We currently have an abundance of health services but not enough demand or reimbursement to keep up with rising costs. The market is flooded to the point where hospitals are paying more than they can bring in revenue. Like the farmers in Pearl’s comparison, if healthcare facilities produce fewer services, they can do so at a larger scale than before and with much less administrative overhead. Closures give remaining facilities the opportunity to tailor services to meet the regional demand and end up serving more patients.

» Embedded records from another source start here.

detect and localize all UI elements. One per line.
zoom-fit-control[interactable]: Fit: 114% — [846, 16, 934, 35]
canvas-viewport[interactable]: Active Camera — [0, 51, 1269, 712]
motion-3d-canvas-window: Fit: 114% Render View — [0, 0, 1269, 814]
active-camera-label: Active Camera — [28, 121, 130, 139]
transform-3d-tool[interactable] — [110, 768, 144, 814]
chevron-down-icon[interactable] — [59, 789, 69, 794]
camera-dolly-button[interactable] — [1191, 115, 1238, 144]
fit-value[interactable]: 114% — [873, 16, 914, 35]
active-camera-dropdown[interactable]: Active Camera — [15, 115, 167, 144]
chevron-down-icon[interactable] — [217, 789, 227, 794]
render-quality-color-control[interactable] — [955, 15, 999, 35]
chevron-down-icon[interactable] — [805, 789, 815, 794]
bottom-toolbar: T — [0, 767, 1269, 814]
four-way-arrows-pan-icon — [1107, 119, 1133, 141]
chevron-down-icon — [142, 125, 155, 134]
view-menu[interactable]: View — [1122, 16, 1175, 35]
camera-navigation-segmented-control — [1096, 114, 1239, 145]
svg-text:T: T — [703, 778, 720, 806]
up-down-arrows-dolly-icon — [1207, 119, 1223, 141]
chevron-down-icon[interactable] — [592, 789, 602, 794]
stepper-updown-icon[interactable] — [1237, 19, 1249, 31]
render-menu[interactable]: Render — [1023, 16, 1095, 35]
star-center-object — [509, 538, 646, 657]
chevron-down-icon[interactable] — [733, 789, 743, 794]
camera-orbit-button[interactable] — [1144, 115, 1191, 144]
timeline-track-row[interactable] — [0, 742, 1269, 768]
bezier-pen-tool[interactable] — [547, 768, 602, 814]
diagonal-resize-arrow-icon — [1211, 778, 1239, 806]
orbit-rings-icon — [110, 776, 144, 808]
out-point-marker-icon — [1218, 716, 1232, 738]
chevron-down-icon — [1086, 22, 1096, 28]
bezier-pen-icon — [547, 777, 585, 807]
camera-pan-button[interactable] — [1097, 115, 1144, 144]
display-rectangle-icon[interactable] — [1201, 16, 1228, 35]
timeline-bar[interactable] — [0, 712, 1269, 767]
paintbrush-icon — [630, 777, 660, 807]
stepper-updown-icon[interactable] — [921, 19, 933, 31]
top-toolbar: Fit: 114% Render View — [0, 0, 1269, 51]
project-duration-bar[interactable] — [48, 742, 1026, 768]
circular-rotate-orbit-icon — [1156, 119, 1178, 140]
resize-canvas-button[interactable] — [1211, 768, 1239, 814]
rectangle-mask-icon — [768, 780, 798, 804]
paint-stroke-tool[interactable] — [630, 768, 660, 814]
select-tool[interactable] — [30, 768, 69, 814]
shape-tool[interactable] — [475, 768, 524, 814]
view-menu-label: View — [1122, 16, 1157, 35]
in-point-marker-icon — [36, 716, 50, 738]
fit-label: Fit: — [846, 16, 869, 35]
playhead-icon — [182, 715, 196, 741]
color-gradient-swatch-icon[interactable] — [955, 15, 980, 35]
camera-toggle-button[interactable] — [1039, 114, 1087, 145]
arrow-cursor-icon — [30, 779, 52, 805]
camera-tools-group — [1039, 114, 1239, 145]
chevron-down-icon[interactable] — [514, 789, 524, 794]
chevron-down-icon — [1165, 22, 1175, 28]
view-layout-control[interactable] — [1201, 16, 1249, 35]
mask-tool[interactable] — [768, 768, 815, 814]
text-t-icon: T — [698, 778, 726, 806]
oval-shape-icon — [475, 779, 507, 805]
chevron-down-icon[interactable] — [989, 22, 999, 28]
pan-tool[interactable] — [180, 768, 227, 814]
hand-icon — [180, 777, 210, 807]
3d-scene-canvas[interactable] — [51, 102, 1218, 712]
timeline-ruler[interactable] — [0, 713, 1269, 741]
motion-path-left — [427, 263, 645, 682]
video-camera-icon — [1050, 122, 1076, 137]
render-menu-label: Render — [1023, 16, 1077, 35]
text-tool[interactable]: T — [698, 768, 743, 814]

It’s difficult to accept that we may need closures in order to transform the healthcare landscape. It’s an uncomfortable thought that incites panic, which he compares to the “rural crisis” of the past. Productivity outweighed tradition in that case and may do so again, despite the growing pains and more immediate consequences such as loss of jobs and access to services. Some rural communities have already started to embrace their hospital closures, coming to understand that they just didn’t need that volume of service and are more efficient without it.
This doesn’t mean that M&A activity needs to slow down; it just has to be done for the right reasons. Although most health systems are currently focused on market gain, M&A strategies should instead aim for consolidation and sharing resources in order to achieve increased revenue and value-based care.